The key to good larb is to use very fresh, crisp lettuce and herbs. Discard any browned or wilted leaves. The traditional herbs are mint and cilantro. I cannot abide the latter, so in keeping with the Thai theme of the dish, I substituted Thai basil, which tastes more anise-y than regular basil. Its stems are purple and the edges of the leaves are slightly serrated. You can see it next to the mint in the photo above. The substitution was delicious, but feel free to use cilantro if you can tolerate it. Be very generous with the herbs! The other key is to use fish sauce instead of soy sauce or salt. As I've said before, its pungent odor dissipates once it's added to the dish. Don't be afraid of it!
The ingredients for this dish can all be found at the supermarket. The only exception is the toasted rice powder, which is nothing more than roasted and ground up rice. It gives a nutty taste to the meat and thickens up the juices. of the meat Please don't omit this ingredient - you can make it in five minutes at home. Instructions follow the larb recipe. The amounts of seasoning that I've given are all approximate. You should set out small bowls of fish sauce, lime wedges and chili powder on the table so that each diner can further season his portion according to his preference.
I've substituted ground turkey for the chicken here. You can use any kind of white or red meat as long as it is not super lean. Add steamed sticky rice to each serving if you want to make this into a more substantial meal. If you follow a gluten-free diet, make sure the fish sauce you buy doesn't include any gluten.
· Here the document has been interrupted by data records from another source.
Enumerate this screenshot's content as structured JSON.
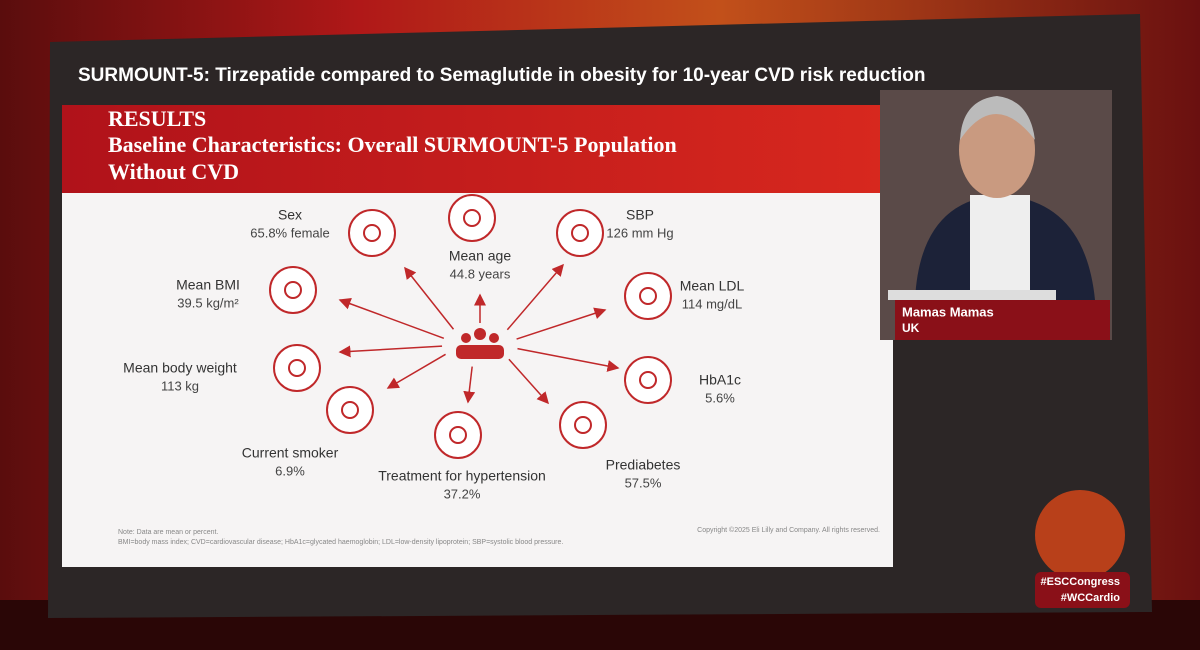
{
  "header": {
    "title": "SURMOUNT-5: Tirzepatide compared to Semaglutide in obesity for 10-year CVD risk reduction"
  },
  "slide": {
    "title": [
      "RESULTS",
      "Baseline Characteristics: Overall SURMOUNT-5 Population",
      "Without CVD"
    ],
    "items": [
      {
        "label": "Sex",
        "value": "65.8% female"
      },
      {
        "label": "Mean age",
        "value": "44.8 years"
      },
      {
        "label": "SBP",
        "value": "126 mm Hg"
      },
      {
        "label": "Mean BMI",
        "value": "39.5 kg/m²"
      },
      {
        "label": "Mean LDL",
        "value": "114 mg/dL"
      },
      {
        "label": "Mean body weight",
        "value": "113 kg"
      },
      {
        "label": "HbA1c",
        "value": "5.6%"
      },
      {
        "label": "Current smoker",
        "value": "6.9%"
      },
      {
        "label": "Treatment for hypertension",
        "value": "37.2%"
      },
      {
        "label": "Prediabetes",
        "value": "57.5%"
      }
    ],
    "notes": [
      "Note: Data are mean or percent.",
      "BMI=body mass index; CVD=cardiovascular disease; HbA1c=glycated haemoglobin; LDL=low-density lipoprotein; SBP=systolic blood pressure."
    ],
    "copyright": "Copyright ©2025 Eli Lilly and Company. All rights reserved."
  },
  "speaker": {
    "name": "Mamas Mamas",
    "country": "UK"
  },
  "hashtags": [
    "#ESCCongress",
    "#WCCardio"
  ]
}
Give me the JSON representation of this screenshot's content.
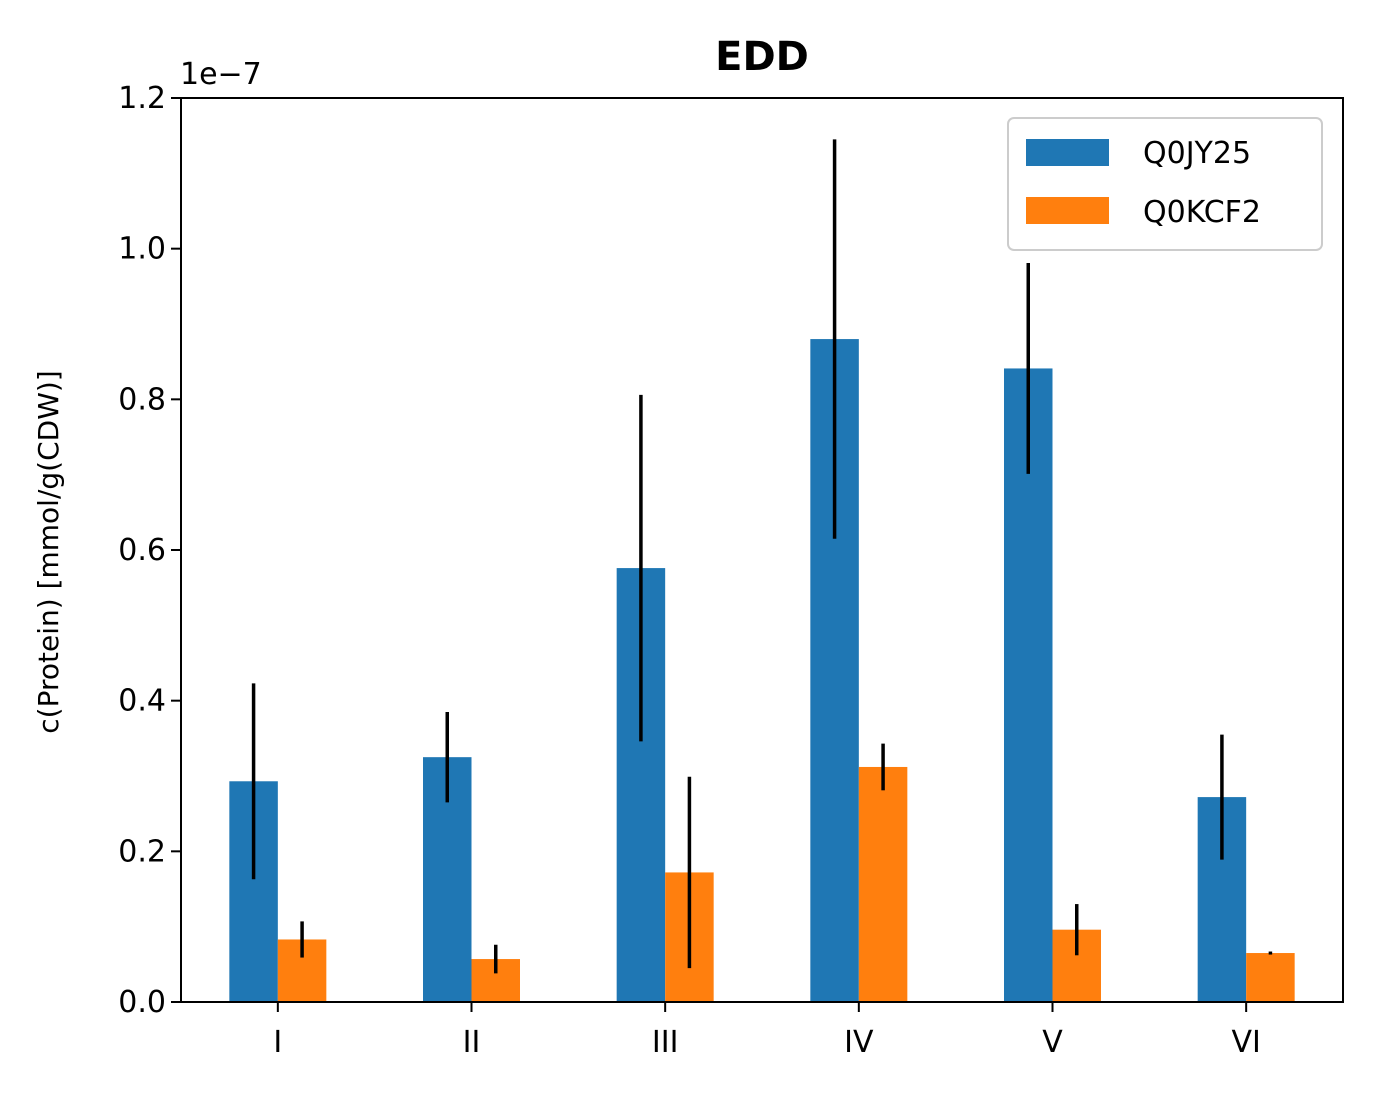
{
  "chart_data": {
    "type": "bar",
    "title": "EDD",
    "xlabel": "",
    "ylabel": "c(Protein) [mmol/g(CDW)]",
    "y_offset_label": "1e−7",
    "y_scale": 1e-07,
    "ylim": [
      0,
      1.2
    ],
    "y_ticks": [
      0.0,
      0.2,
      0.4,
      0.6,
      0.8,
      1.0,
      1.2
    ],
    "y_tick_labels": [
      "0.0",
      "0.2",
      "0.4",
      "0.6",
      "0.8",
      "1.0",
      "1.2"
    ],
    "categories": [
      "I",
      "II",
      "III",
      "IV",
      "V",
      "VI"
    ],
    "series": [
      {
        "name": "Q0JY25",
        "color": "#1f77b4",
        "values": [
          0.293,
          0.325,
          0.576,
          0.88,
          0.841,
          0.272
        ],
        "errors": [
          0.13,
          0.06,
          0.23,
          0.265,
          0.14,
          0.083
        ]
      },
      {
        "name": "Q0KCF2",
        "color": "#ff7f0e",
        "values": [
          0.083,
          0.057,
          0.172,
          0.312,
          0.096,
          0.065
        ],
        "errors": [
          0.024,
          0.019,
          0.127,
          0.031,
          0.034,
          0.002
        ]
      }
    ],
    "error_bar_color": "#000000",
    "legend": {
      "placement": "top-right"
    },
    "grid": false
  }
}
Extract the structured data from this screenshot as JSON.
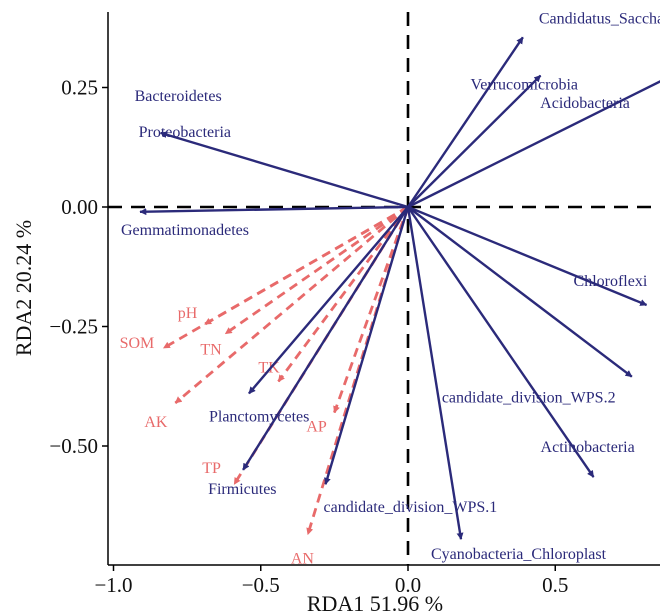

Serves 4 as an appetizer or light main course.
1 lb (500 g) ground chicken or turkey
2 shallots, thinly sliced
Juice of one lime
1.5 tbsp fish sauce
1/2 tsp Thai chili powder (I used cayenne)
2 tbsp toasted rice powder (instructions below)
1 handful mint leaves, coarsely chopped
1 handful Thai basil leaves, coarsely chopped
12-16 lettuce leaves
Extra herb leaves and lime wedges to serve
1. Wash and dry the lettuce leaves in a salad spinner. Combine the lime juice, fish sauce, chili powder and shallots in a small bowl.
2. Heat a nonstick pan over medium heat. (If you don't have a nonstick pan, add a couple of spoonfuls of water or chicken stock before the meat.) Add the chicken or turkey and cook, stirring occasionally, until no pink shows. The meat will release its juices then reabsorb them. Don't let it brown and don't let it reabsorb all the juices. It should be just-cooked and a bit moist.
3. Stir in the lime juice, fish sauce, chili and shallots and cook for 30 seconds. Add the toasted rice powder, stir for another 30 seconds and take off the heat. Taste and add more lime juice, fish sauce or chili powder if needed. Stir in the chopped herbs.
4. Serve with the lettuce leaves, extra herbs and lime wedges. Each diner should create his own wraps after adjusting the seasoning of his larb.
Toasted Rice Powder
The toasted rice is pulverized very easily in a spice or coffee grinder. I simply empty my pepper mill and grind it there.
1. Heat 2 tbsp of white rice in a small pan over medium heat, stirring occasionally, until golden brown. Let cool, then grind to a powder.